Zur Info mal eine Übersicht welche Karten einen Windows 10 Treiber bekommen werden, bzw. zum Teil schon einen haben.



Strix sound cards
Xonar U5 SI
Xonar U7
Xonar U7 Echelon
Xonar U7 SI
Essence III
Essence One MKII series
Essence One
Essence STX II
Xonar U5
Xonar DG
Xonar DGX
Xonar DX
ROG Phoebus
Xonar DSX
Xonar DS
Xonar U3
Xonar U3 Plus
Essence STU
Essence ST
Essence  STX
Xonar D1
Xonar DKARA
Xonar DKARAX
Xonar DG SI

Gruß
Doktor


----------



## beren2707 (31. Juli 2015)

*AW: Windows 10 Treiber für Xonar Essence ST?*

Vielen Dank für diese Rückmeldung!  Es freut mich sehr, dass sämtliche relevanten Karten der letzten Jahre mit Treibern versorgt werden; sowohl die Essence ST im Haupt- als auch die DGX im Nebensystem werden sich freuen.


----------



## Stern1710 (31. Juli 2015)

*AW: Windows 10 Treiber für Xonar Essence ST?*

Klasse, dass auch die U7 einen offiziellen Treiber erhält


----------



## Nightslaver (1. August 2015)

*AW: Windows 10 Treiber für Xonar Essence ST?*

Ich verstehe allerdings nicht warum die ASUS Xonar D2X keinen W10 Treiber erhält, zumindest fehlt sie in der Liste, oder wurde sie bei der Aufzählung schlicht vergessen?


----------



## Das Original (1. August 2015)

*AW: Windows 10 Treiber für Xonar Essence ST?*

Wie ist der Stand der Dinge?

Xonar DX


Gibt es dafür schon einen Treiber? Mein Headset wurde erkannt... aber ich haette gerne Sound auf den Boxen 

Gruss


----------



## Stern1710 (1. August 2015)

*AW: Windows 10 Treiber für Xonar Essence ST?*

Kleine Rückmeldung meinerseits: Sound auf der U7 (KH) funktioniert problemlos und hat auf Anhieb funktioniert


----------



## Rudi-Brudi (4. August 2015)

*AW: Windows 10 Treiber für Xonar Essence ST?*

für U7 Echelon noch kein Win10 Treiber.

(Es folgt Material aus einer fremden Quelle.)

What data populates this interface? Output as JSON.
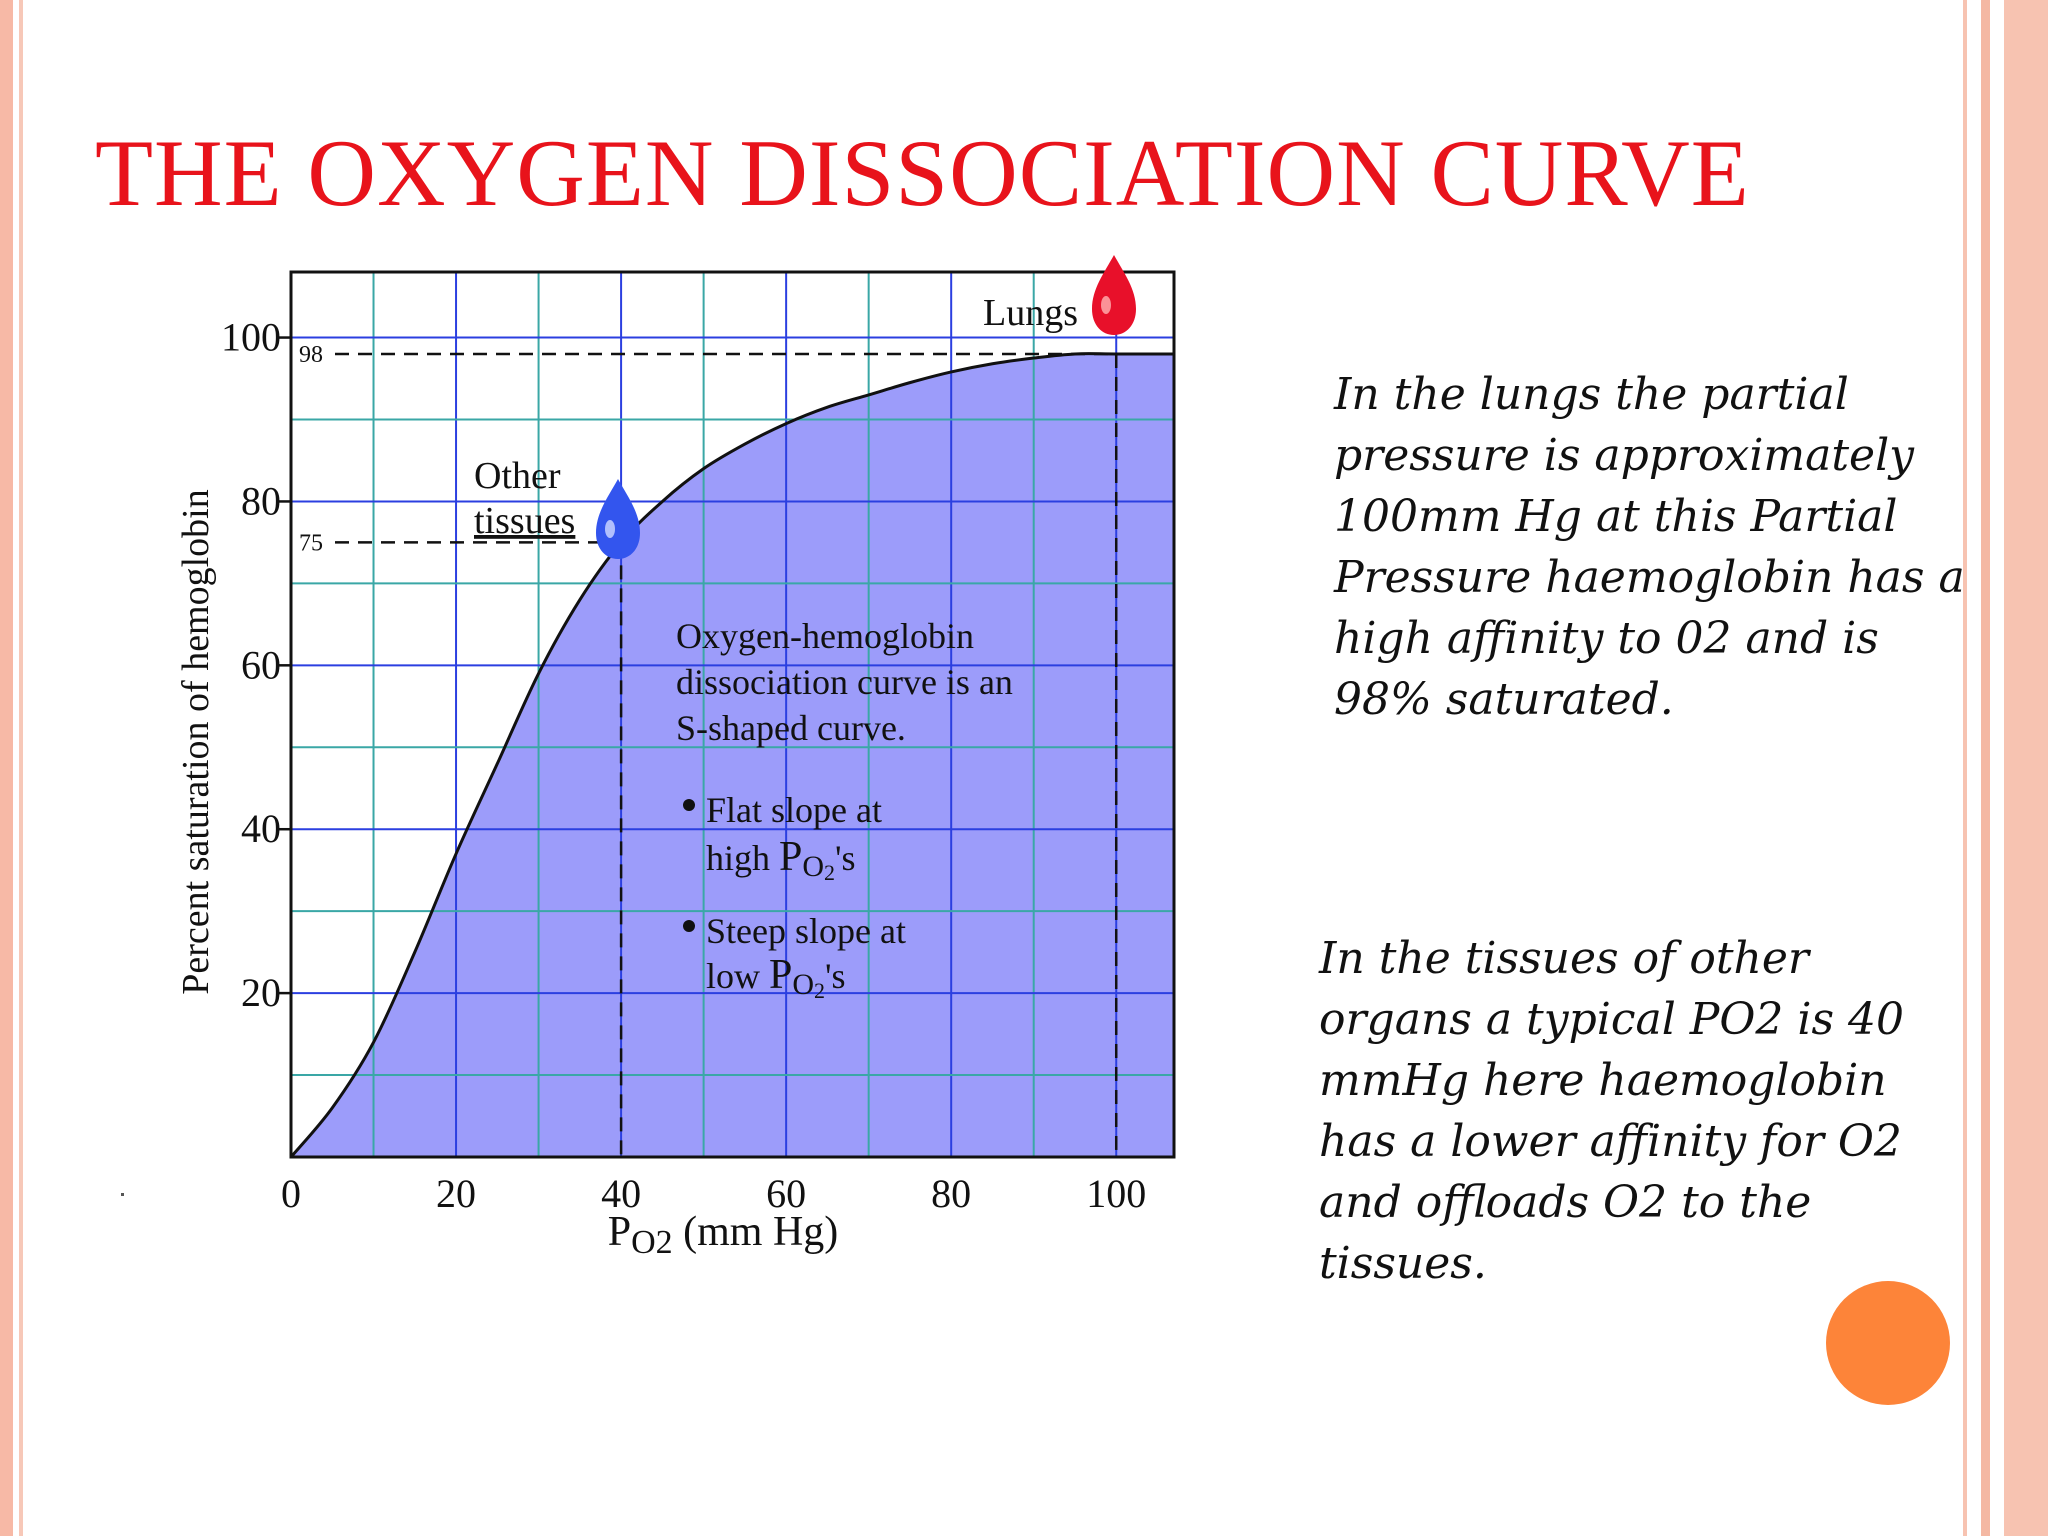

Soll laut Support in den kommenden Wochen kommen.
Problem ist, es gibt zwar Ton, aber man kann den Treiber für weitere Einstellungen nicht öffnen. Er crasht einfach...


----------



## MfDoom (6. August 2015)

*AW: Windows 10 Treiber für Xonar Essence ST?*

Ich warte auch auf funktionierende Treiber für die Essence STX. Der Alte wird von Windows 10 nicht akzeptiert.
Ich kann ohne richtigen Treiber nicht mehr auf der Karte zwischen Lautsprecher und Kopfhörer umstellen,und mit einem hochohmigen Kopfhörer bin ich auf den verstärkten Ausgang der Karte angewiesen.
Es besteht also dringender Bedarf an Treibern meinerseits, gibts denn schon was neues wann diese kommen?


----------



## Doktor[ASUS] (6. August 2015)

*AW: Windows 10 Treiber für Xonar Essence ST?*

Einen genauen Zeitplan für die einzelnen Karten habe ich leider nicht. Habe nur die Aussage bekommen das wir bis Ende September die Treiber verfügbar haben. 

Gruß
Doktor


----------



## Rudi-Brudi (18. August 2015)

*AW: Windows 10 Treiber für Xonar Essence ST?*

Ich habe jetzt den ganz alten (Nicht-Beta-) Treiber für U7 Echelon  installiert und das Sonic Studio lässt sich öffnen und konfigurieren.
ALLERDINGS ist der Sound mit diesen Treibern ziemlich bescheiden... ich kann es mir auch nicht erklären, warum der Sound mit den alten Treibern schlechter klingt.
Es ist allerdings mehr als traurig, dass ein Riese, wie Asus es innerhalb von einem Jahr nicht hinbekommt zumindest einen Beta-Win10-Ready-Treiber zu veröffentlichen...
Ich hatte auch richtige Schwierigkeiten die verschiedenen Treiber durch zu testen, weil die Installationsroutinen immer wieder Ärger machen, egal welche Version. Mal kann man nicht deinstallieren und mal lässt sich der neue nicht installieren, obwohl alles gereinigt wurde. Da gibt man viel Geld für eine vernünftige Soundkarte aus und hat am Ende nur Ärger damit. Schade.


----------



## vogelscheuche (24. September 2015)

*AW: Windows 10 Treiber für Xonar Essence ST?*

Hey Leute, 
zum Stand der Dinge was die Essence ST betrifft: 

"Zur Zeit wird noch an der Fertigstellung der WIN 10 Treiber gearbeitet.
Die Windows 10 Treiber werden für die Xonar Essence ST
im Oktober bereit gestellt werden.Bitte schauen Sie dazu auf unserer Seite nach. "

War eine Antwort auf meine Supportanfrage in dieser Woche.


----------



## beren2707 (9. Oktober 2015)

*AW: Windows 10 Treiber für Xonar Essence ST?*

Der Treiber ist mittlerweile verfügbar.


----------